Months after a 62-foot-wide fireball streaked through the morning sky over Chelyabinsk, Russia, scientists are starting to get a handle on the rock’s composition, trajectory and impact. Three papers released this week, two in Nature _today and one forthcoming in _Science tomorrow, reconstruct the event, finding that the superbolide (a bright fireball) was even larger than we previously thought, and that the risk of meteorites of this size hitting the earth may be underestimated.
The papers confirm that the meteorite was an ordinary chondrite, the same stony rock that Japan’s Hayabusa spacecraft recovered from the asteroid Itokawa in 2010. It likely originated from the Flora asteroid family in the main asteroid belt between Mars and Jupiter. (For a refresher on the differences between meteors, meteorites and asteroids, see here).
In the Science paper, a group of researchers visited villages around the meteorite’s landing spot and re-traced its trajectory using the dash-cams and security footage that caught it on tape that morning, at sunrise on Feb. 15, 2013. “Directly below the fireball’s path, the shock wave was strong enough to blow people off their feet,” they write.
Some interesting numbers:
- The meteoroid likely started out being about 19 meters in diameter, around 62 feet, and had a mass of 12,000 to 13,000 tons. It entered the atmosphere at a speed of more than 40,000 miles per hour.

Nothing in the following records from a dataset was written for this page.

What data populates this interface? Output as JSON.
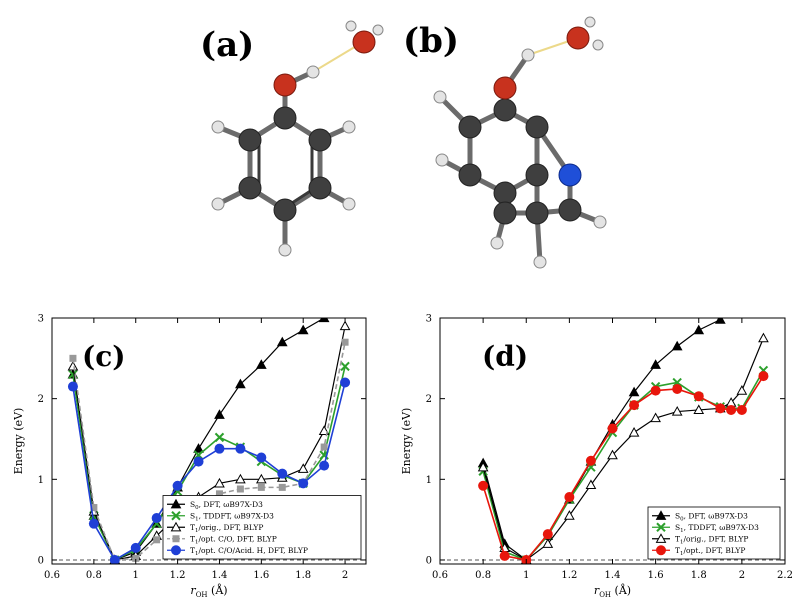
{
  "molecules": {
    "label_a": "(a)",
    "label_b": "(b)"
  },
  "chart_data": [
    {
      "type": "line",
      "panel_label": "(c)",
      "xlabel": "r_OH (Å)",
      "xlabel_main": "r",
      "xlabel_sub": "OH",
      "xlabel_unit": "(Å)",
      "ylabel": "Energy (eV)",
      "xlim": [
        0.6,
        2.1
      ],
      "ylim": [
        -0.05,
        3
      ],
      "xticks": [
        0.6,
        0.8,
        1.0,
        1.2,
        1.4,
        1.6,
        1.8,
        2.0
      ],
      "xtick_labels": [
        "0.6",
        "0.8",
        "1",
        "1.2",
        "1.4",
        "1.6",
        "1.8",
        "2"
      ],
      "yticks": [
        0,
        1,
        2,
        3
      ],
      "ytick_labels": [
        "0",
        "1",
        "2",
        "3"
      ],
      "grid": false,
      "legend_position": "bottom-right",
      "series": [
        {
          "name": "S0, DFT, ωB97X-D3",
          "label_main": "S",
          "label_sub": "0",
          "label_rest": ", DFT, ωB97X-D3",
          "color": "#000000",
          "marker": "triangle-filled",
          "dashed": false,
          "x": [
            0.7,
            0.8,
            0.9,
            1.0,
            1.1,
            1.2,
            1.3,
            1.4,
            1.5,
            1.6,
            1.7,
            1.8,
            1.9
          ],
          "y": [
            2.3,
            0.55,
            0.0,
            0.1,
            0.45,
            0.9,
            1.38,
            1.8,
            2.18,
            2.42,
            2.7,
            2.85,
            3.0
          ]
        },
        {
          "name": "S1, TDDFT, ωB97X-D3",
          "label_main": "S",
          "label_sub": "1",
          "label_rest": ", TDDFT, ωB97X-D3",
          "color": "#2ca02c",
          "marker": "x",
          "dashed": false,
          "x": [
            0.7,
            0.8,
            0.9,
            1.0,
            1.1,
            1.2,
            1.3,
            1.4,
            1.5,
            1.6,
            1.7,
            1.8,
            1.9,
            2.0
          ],
          "y": [
            2.3,
            0.55,
            0.0,
            0.13,
            0.45,
            0.85,
            1.3,
            1.52,
            1.4,
            1.22,
            1.05,
            0.95,
            1.3,
            2.4
          ]
        },
        {
          "name": "T1/orig., DFT, BLYP",
          "label_main": "T",
          "label_sub": "1",
          "label_rest": "/orig., DFT, BLYP",
          "color": "#000000",
          "marker": "triangle-open",
          "dashed": false,
          "x": [
            0.7,
            0.8,
            0.9,
            1.0,
            1.1,
            1.2,
            1.3,
            1.4,
            1.5,
            1.6,
            1.7,
            1.8,
            1.9,
            2.0
          ],
          "y": [
            2.4,
            0.6,
            0.0,
            0.05,
            0.3,
            0.55,
            0.78,
            0.95,
            1.0,
            1.0,
            1.02,
            1.13,
            1.6,
            2.9
          ]
        },
        {
          "name": "T1/opt. C/O, DFT, BLYP",
          "label_main": "T",
          "label_sub": "1",
          "label_rest": "/opt. C/O, DFT, BLYP",
          "color": "#999999",
          "marker": "square",
          "dashed": true,
          "x": [
            0.7,
            0.8,
            0.9,
            1.0,
            1.1,
            1.2,
            1.3,
            1.4,
            1.5,
            1.6,
            1.7,
            1.8,
            1.9,
            2.0
          ],
          "y": [
            2.5,
            0.65,
            0.0,
            0.02,
            0.25,
            0.48,
            0.68,
            0.82,
            0.88,
            0.9,
            0.9,
            0.95,
            1.4,
            2.7
          ]
        },
        {
          "name": "T1/opt. C/O/Acid. H, DFT, BLYP",
          "label_main": "T",
          "label_sub": "1",
          "label_rest": "/opt. C/O/Acid. H, DFT, BLYP",
          "color": "#1f3fd6",
          "marker": "circle",
          "dashed": false,
          "x": [
            0.7,
            0.8,
            0.9,
            1.0,
            1.1,
            1.2,
            1.3,
            1.4,
            1.5,
            1.6,
            1.7,
            1.8,
            1.9,
            2.0
          ],
          "y": [
            2.15,
            0.45,
            0.0,
            0.15,
            0.52,
            0.92,
            1.22,
            1.38,
            1.38,
            1.27,
            1.07,
            0.95,
            1.17,
            2.2
          ]
        }
      ]
    },
    {
      "type": "line",
      "panel_label": "(d)",
      "xlabel": "r_OH (Å)",
      "xlabel_main": "r",
      "xlabel_sub": "OH",
      "xlabel_unit": "(Å)",
      "ylabel": "Energy (eV)",
      "xlim": [
        0.6,
        2.2
      ],
      "ylim": [
        -0.05,
        3
      ],
      "xticks": [
        0.6,
        0.8,
        1.0,
        1.2,
        1.4,
        1.6,
        1.8,
        2.0,
        2.2
      ],
      "xtick_labels": [
        "0.6",
        "0.8",
        "1",
        "1.2",
        "1.4",
        "1.6",
        "1.8",
        "2",
        "2.2"
      ],
      "yticks": [
        0,
        1,
        2,
        3
      ],
      "ytick_labels": [
        "0",
        "1",
        "2",
        "3"
      ],
      "grid": false,
      "legend_position": "bottom-right",
      "series": [
        {
          "name": "S0, DFT, ωB97X-D3",
          "label_main": "S",
          "label_sub": "0",
          "label_rest": ", DFT, ωB97X-D3",
          "color": "#000000",
          "marker": "triangle-filled",
          "dashed": false,
          "x": [
            0.8,
            0.9,
            1.0,
            1.1,
            1.2,
            1.3,
            1.4,
            1.5,
            1.6,
            1.7,
            1.8,
            1.9
          ],
          "y": [
            1.2,
            0.2,
            0.0,
            0.3,
            0.75,
            1.22,
            1.68,
            2.08,
            2.42,
            2.65,
            2.85,
            2.98
          ]
        },
        {
          "name": "S1, TDDFT, ωB97X-D3",
          "label_main": "S",
          "label_sub": "1",
          "label_rest": ", TDDFT, ωB97X-D3",
          "color": "#2ca02c",
          "marker": "x",
          "dashed": false,
          "x": [
            0.8,
            0.9,
            1.0,
            1.1,
            1.2,
            1.3,
            1.4,
            1.5,
            1.6,
            1.7,
            1.8,
            1.9,
            1.95,
            2.0,
            2.1
          ],
          "y": [
            1.1,
            0.1,
            0.0,
            0.3,
            0.75,
            1.15,
            1.58,
            1.92,
            2.15,
            2.2,
            2.02,
            1.9,
            1.88,
            1.88,
            2.35
          ]
        },
        {
          "name": "T1/orig., DFT, BLYP",
          "label_main": "T",
          "label_sub": "1",
          "label_rest": "/orig., DFT, BLYP",
          "color": "#000000",
          "marker": "triangle-open",
          "dashed": false,
          "x": [
            0.8,
            0.9,
            1.0,
            1.1,
            1.2,
            1.3,
            1.4,
            1.5,
            1.6,
            1.7,
            1.8,
            1.9,
            1.95,
            2.0,
            2.1
          ],
          "y": [
            1.15,
            0.15,
            0.0,
            0.2,
            0.55,
            0.93,
            1.3,
            1.58,
            1.76,
            1.84,
            1.86,
            1.88,
            1.95,
            2.1,
            2.75
          ]
        },
        {
          "name": "T1/opt., DFT, BLYP",
          "label_main": "T",
          "label_sub": "1",
          "label_rest": "/opt., DFT, BLYP",
          "color": "#e8160c",
          "marker": "circle",
          "dashed": false,
          "x": [
            0.8,
            0.9,
            1.0,
            1.1,
            1.2,
            1.3,
            1.4,
            1.5,
            1.6,
            1.7,
            1.8,
            1.9,
            1.95,
            2.0,
            2.1
          ],
          "y": [
            0.92,
            0.05,
            0.0,
            0.32,
            0.78,
            1.23,
            1.63,
            1.92,
            2.1,
            2.12,
            2.03,
            1.88,
            1.86,
            1.86,
            2.28
          ]
        }
      ]
    }
  ]
}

- The first shock wave formed at 55 miles above the surface.
- 19 miles above the surface, the meteor peaked in heat and brightness, shining brighter than the sun for people up to 62 miles away. The explosion was equal to about 500,000-600,000 tons of TNT.
- An impact from as long as 4.4 billion years ago created shock veins in the asteroid, making it easier for the rock to break apart.
- 9,000 to 13,000 pounds of meteorite fell to the ground, including the 1,400 pound fragment found in Lake Chebarkul. More than 75 percent of the rock evaporated.
- That biggest fragment created a 23-foot-wide hole in the ice covering Lake Chebarkul, which was more than 2 feet thick at the time.
Most of the damage from the rock came from the air blast, not from actual fragments of meteorite hitting the Earth. As one of the Nature papers points out, it seems our models of air blast damage, based on the effects of nuclear blasts of the same energy, might have been overestimated what actually occurred, since asteroids break up as they fall. In not-so-good news, the researchers estimate the risk of asteroids of this size hitting the Earth might be 10 times greater than previously thought.